The influence of animated films and comic books remains pronounced throughout Salome Jokhadze's works. Akin to the characters of these films and books, Salome creates characters who travel through story to story and appear in various different parts of her works, often unexpectedly. The use of text is also an integral part of her approach - short, narrative sentences and statements sometimes appear in the artworks themselves. Often times, these short texts offer to act as a bird's eye view into her personal and more emotive entries. Other times, they hint to an existence of a lucid story beneath the words.
The subject of the exhibition being the vague threshold between adolescence and adulthood, the artist tells us of all the uncertainty, confusion and perpetual self-doubt that is so intrinsic to this transitional phase. This state of transience sheds a different light on both past and the future, and the urgency of decision arises.
The most recent works of Salome feature a new unfamiliar creature, whose scaly, snake-like skin is a result of a long-winded, tedious and almost mantric work process. This tedious, perseverant approach to work is also present in the dollhouse, titled "Leaving Home" - a house that is, for the most part, covered with clay thorns. Although the coating of characters and spaces with such a thick material may very well be interpreted as an attempt of emotional defense, the "safe" interior of the house is no exception to the thorn coating. A simultaneous feeling of security and discomfort is one that serves as a metaphor for the state that forces us outside our comfort zone.
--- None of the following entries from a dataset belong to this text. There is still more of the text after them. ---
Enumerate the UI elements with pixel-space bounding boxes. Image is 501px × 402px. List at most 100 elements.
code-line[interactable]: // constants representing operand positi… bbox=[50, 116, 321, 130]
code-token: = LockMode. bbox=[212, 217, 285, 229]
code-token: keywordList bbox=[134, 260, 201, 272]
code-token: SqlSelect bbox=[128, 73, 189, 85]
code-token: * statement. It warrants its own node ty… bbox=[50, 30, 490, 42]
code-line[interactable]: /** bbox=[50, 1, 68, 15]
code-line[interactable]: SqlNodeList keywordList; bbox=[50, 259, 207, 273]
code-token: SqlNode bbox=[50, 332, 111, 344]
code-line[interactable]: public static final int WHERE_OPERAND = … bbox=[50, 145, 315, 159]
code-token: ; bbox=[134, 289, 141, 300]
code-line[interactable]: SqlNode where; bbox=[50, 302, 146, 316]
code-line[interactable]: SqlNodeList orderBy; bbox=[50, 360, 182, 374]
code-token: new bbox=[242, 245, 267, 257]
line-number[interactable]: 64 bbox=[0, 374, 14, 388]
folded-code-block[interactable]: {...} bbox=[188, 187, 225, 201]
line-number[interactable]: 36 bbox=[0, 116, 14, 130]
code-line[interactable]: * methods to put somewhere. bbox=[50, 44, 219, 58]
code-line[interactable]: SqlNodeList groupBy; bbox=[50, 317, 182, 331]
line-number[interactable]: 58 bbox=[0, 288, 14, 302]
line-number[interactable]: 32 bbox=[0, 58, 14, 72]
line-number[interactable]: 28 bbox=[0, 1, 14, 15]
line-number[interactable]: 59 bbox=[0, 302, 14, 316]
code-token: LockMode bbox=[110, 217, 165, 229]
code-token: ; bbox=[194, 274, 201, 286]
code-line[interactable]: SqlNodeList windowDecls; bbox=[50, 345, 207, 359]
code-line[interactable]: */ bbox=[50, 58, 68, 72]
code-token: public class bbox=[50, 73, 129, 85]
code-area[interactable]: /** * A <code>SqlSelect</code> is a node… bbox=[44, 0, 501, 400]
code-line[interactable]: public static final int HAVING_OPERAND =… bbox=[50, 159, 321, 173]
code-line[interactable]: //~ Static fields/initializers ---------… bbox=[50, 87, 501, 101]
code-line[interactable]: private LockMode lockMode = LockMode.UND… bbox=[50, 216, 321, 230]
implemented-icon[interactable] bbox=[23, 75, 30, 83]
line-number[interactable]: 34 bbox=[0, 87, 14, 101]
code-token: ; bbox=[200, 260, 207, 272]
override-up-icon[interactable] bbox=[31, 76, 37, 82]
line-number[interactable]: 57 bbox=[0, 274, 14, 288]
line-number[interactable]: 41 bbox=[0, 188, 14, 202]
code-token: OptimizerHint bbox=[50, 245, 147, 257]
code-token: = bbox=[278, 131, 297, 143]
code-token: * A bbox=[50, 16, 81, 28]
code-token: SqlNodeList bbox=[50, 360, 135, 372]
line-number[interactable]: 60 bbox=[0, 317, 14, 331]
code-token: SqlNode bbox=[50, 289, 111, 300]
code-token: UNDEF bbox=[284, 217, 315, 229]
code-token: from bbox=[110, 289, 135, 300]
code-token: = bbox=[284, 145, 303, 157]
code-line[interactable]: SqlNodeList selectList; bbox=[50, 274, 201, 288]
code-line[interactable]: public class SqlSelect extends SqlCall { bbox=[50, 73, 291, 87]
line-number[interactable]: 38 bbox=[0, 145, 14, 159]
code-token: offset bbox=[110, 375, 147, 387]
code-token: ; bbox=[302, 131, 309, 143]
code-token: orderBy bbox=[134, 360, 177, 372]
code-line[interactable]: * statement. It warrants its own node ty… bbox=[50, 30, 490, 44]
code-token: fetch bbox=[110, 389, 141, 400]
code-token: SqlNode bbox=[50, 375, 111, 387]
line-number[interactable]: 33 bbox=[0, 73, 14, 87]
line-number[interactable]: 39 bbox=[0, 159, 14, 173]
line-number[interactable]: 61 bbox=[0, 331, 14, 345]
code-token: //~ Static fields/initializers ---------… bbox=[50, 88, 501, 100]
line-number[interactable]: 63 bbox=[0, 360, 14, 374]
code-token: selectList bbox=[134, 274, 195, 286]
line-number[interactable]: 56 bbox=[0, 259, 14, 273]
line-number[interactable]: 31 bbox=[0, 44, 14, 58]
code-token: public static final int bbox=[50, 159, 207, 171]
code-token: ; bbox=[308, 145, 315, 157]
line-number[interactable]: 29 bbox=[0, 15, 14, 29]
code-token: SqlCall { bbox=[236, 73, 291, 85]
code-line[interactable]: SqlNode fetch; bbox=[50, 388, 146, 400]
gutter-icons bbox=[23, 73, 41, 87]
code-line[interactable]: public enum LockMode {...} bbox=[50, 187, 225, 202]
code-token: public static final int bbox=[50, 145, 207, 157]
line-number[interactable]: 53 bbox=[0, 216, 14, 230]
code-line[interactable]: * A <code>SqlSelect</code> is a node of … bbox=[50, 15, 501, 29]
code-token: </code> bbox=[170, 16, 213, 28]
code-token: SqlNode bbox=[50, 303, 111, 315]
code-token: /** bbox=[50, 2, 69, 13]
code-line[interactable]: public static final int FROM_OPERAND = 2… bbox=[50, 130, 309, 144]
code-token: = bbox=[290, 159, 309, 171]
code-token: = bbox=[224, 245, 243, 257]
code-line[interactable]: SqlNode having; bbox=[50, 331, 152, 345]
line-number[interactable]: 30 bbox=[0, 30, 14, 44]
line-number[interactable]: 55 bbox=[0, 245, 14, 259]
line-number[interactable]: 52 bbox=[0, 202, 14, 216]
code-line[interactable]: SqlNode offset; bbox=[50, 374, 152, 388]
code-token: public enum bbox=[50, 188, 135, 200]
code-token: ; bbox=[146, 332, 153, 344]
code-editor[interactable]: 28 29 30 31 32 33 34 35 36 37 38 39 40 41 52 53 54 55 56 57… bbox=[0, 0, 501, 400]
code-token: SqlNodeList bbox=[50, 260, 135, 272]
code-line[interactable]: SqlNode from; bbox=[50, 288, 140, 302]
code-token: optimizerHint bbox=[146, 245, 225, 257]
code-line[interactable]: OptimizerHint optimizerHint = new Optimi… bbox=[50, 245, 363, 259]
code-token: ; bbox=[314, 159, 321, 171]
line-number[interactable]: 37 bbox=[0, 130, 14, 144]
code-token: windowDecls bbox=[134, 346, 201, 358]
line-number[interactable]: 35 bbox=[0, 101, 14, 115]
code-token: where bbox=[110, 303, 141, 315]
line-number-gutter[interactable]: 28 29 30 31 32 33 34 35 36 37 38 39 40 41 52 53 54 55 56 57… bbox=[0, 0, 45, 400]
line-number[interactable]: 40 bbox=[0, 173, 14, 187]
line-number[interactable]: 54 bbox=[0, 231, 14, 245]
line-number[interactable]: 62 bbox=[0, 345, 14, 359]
A repetition of certain images (horses, riders, swords...) can be noticed by the viewer, which serve as symbolic icons for the artist. I.e., wisdom teeth made of clay, which are present in a number of works, act as both proof and a reminder of everything the artist uses to dismiss self-doubting fears. A similar attitude is felt in the title of the exhibition - "I Hope I'm Breathing Right". An exhibition that brings to light the ambiguous state of the young artist and her fears regarding the haziness of lines between adolescence and adulthood.